# I need help transferring from HD to HD



## Spectator (Apr 5, 2020)

Hello people,

I need your Jedi knowledge and help...

I use and iMac and LogicX. 

Currently I run all my Spitfire and Sample Libraries from 1 Lacie HD and I just bought Samsung T5 (2TB) SSD as I want to run everything a bit faster....

What is the best way of transferring this without me making a cockup and mess?


Do I just copy and past all libraries over to the SSD - and then when I load up my Logic sessions, will it find it automatically?

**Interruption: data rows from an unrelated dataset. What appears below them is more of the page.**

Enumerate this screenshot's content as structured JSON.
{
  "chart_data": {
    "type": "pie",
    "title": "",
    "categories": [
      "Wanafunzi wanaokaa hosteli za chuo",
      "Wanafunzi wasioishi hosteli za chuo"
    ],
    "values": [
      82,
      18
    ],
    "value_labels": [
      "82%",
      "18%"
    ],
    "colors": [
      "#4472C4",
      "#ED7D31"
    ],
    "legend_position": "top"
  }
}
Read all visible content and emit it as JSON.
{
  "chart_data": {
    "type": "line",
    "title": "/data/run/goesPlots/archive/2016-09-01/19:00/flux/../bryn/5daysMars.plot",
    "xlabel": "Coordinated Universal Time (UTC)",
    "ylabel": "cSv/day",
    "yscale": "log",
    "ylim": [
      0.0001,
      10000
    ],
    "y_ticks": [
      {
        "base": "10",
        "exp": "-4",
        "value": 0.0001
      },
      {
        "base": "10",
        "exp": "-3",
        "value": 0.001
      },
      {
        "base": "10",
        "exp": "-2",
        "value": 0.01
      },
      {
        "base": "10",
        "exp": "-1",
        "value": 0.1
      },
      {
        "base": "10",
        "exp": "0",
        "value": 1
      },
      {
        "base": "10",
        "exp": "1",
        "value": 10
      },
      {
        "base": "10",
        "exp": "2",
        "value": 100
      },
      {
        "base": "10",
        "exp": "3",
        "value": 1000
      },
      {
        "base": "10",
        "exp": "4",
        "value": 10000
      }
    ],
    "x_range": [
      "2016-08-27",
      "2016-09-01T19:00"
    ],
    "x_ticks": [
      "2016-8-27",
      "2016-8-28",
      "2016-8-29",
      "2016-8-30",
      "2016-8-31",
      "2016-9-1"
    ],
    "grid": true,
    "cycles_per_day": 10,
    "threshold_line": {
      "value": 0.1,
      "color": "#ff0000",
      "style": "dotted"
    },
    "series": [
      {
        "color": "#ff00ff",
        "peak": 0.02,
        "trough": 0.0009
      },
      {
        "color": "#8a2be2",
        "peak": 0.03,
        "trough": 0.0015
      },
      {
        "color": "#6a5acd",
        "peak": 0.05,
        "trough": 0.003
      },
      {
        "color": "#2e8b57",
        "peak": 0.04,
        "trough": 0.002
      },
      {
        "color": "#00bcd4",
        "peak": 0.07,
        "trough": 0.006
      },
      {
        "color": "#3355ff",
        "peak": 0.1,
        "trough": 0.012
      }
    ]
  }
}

Please - any advice would be great..

Thanks!


----------



## kgdrum (Apr 5, 2020)

Yes Just copy the libraries to a formatted drive
It’s also a good idea to give the new SSD the exact same name as the original drive.


----------



## Spectator (Apr 5, 2020)

thanks


----------



## passionpunch (Apr 11, 2020)

So, you can do this without having an identical name. If this is ever needed in the future, simply copy pasta the entire sample folder over to your new drive. When you open up a library (lets say in Kontakt, and we'll call it Spitfire) in Kontakt, you will have an error saying it can't find said samples. All you have to do is relocate where Kontakt is searching. Once you select the appropriate folder, your Spitfire library will be ready to use just as before. 

(You mean A LOT faster!!!!)


----------